Le chant choral séduit les jeunes : une pratique en plein essor à l’école
Le monde de l’éducation a pris la mesure des bénéfices de cette activité, et des efforts ont été faits pour intégrer la pratique au cursus scolaire. Le nombre de mineurs qui affirment avoir pratiqué le chant collectif a ainsi triplé en trente ans. "Dans ce domaine, le grand enjeu est la formation des enseignants et des chefs de chœurs, décrypte Guillaume Lurton. Plus l’enseignement est de qualité, plus vous créez les conditions pour l’éclosion d’une pratique pérenne." Un atout supplémentaire pour renforcer la pérennité de la discipline.
Au bureau aussi, on peut chanter
Elles font tant de bien au moral des troupes que nombre d’entreprises ont décidé de s’y mettre. Depuis plusieurs années, PME, start-up et entreprises du CAC 40 offrent à leurs salariés la possibilité de chanter ensemble. Chez Sanofi, BNP-Paribas, Air France, Hachette, Allianz, Orange, La Banque postale et bien d’autres, ils peuvent donner de la voix à l’heure de la pause déjeuner. Les bienfaits évoqués sont multiples : détente, plaisir de progresser en groupe, attention réciproque accrue et renforcement de la cohésion.
Les chorales en chiffres
- 35 choristes en moyenne par chorale.
- 65% des chorales se trouvent dans des villes de 50 000 habitants et plus.
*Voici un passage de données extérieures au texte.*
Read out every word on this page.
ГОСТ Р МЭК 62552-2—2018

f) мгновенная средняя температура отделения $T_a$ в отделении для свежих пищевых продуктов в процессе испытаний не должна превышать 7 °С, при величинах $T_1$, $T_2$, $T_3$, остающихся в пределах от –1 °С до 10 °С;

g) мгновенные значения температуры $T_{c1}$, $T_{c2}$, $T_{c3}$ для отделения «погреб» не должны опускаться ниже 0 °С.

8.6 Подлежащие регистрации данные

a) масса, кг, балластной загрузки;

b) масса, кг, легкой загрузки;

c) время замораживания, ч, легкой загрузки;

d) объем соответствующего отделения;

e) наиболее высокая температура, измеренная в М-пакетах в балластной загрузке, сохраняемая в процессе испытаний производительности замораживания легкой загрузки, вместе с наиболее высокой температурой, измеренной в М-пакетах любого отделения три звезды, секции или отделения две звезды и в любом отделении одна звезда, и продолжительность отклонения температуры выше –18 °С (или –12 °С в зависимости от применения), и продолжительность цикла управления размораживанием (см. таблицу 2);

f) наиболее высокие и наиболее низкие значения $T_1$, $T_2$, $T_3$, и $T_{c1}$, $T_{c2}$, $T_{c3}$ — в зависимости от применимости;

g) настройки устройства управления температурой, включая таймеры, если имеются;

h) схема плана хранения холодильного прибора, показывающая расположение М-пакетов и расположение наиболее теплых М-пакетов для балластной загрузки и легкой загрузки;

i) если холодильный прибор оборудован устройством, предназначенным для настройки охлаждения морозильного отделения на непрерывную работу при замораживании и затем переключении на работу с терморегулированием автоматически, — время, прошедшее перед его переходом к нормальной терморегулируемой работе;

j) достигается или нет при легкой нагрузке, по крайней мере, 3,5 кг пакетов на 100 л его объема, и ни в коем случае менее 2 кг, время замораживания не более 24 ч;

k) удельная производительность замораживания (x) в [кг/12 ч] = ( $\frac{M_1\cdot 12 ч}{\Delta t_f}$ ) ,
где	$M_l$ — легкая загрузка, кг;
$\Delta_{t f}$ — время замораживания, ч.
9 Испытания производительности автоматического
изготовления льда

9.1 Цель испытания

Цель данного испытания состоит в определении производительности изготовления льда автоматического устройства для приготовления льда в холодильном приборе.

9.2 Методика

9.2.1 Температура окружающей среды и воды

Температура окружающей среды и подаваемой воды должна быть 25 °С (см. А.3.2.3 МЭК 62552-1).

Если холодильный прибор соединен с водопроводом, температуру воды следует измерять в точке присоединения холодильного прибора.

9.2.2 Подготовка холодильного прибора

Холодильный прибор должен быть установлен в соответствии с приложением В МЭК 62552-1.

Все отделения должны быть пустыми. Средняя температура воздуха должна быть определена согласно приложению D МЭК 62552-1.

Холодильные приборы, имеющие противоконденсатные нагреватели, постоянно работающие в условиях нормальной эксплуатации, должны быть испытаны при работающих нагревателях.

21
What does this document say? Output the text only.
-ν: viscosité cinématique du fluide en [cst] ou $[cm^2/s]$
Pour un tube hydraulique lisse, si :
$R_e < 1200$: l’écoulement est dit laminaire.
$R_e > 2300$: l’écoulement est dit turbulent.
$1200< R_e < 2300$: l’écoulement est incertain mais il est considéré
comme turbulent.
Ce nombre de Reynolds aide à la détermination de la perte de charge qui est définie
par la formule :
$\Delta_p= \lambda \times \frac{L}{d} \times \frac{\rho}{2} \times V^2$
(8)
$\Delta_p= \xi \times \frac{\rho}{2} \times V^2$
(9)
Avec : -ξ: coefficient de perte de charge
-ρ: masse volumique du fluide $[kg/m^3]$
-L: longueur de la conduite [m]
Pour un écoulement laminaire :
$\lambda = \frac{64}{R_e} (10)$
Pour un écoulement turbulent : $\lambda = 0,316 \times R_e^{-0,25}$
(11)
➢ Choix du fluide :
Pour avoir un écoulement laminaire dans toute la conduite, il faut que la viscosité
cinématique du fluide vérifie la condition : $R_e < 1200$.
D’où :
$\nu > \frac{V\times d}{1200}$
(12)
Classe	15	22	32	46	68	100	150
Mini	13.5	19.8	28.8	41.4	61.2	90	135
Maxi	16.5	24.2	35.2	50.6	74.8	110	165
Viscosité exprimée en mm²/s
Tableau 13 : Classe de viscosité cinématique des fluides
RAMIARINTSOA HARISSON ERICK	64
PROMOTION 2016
- Les 61-75 ans constituent l'une des deux classes d'âges dominantes, représentée dans 84% des chœurs. La seconde est la catégorie des 46-60 ans.
Sources :
- Les chœurs amateurs et leurs chef·fes en France : regard sur la pratique artistique de 3,5 millions de Français, Restitution de l’étude menée par un collectif d’acteurs majeurs du secteur, 21 mars 2024.
- Trois millions et demi de choristes en France, Enquête Ifop/A Cœur joie, 2020.
- Les amateurs. Enquête sur les activités artistiques des Français, Olivier Donnat, 1996.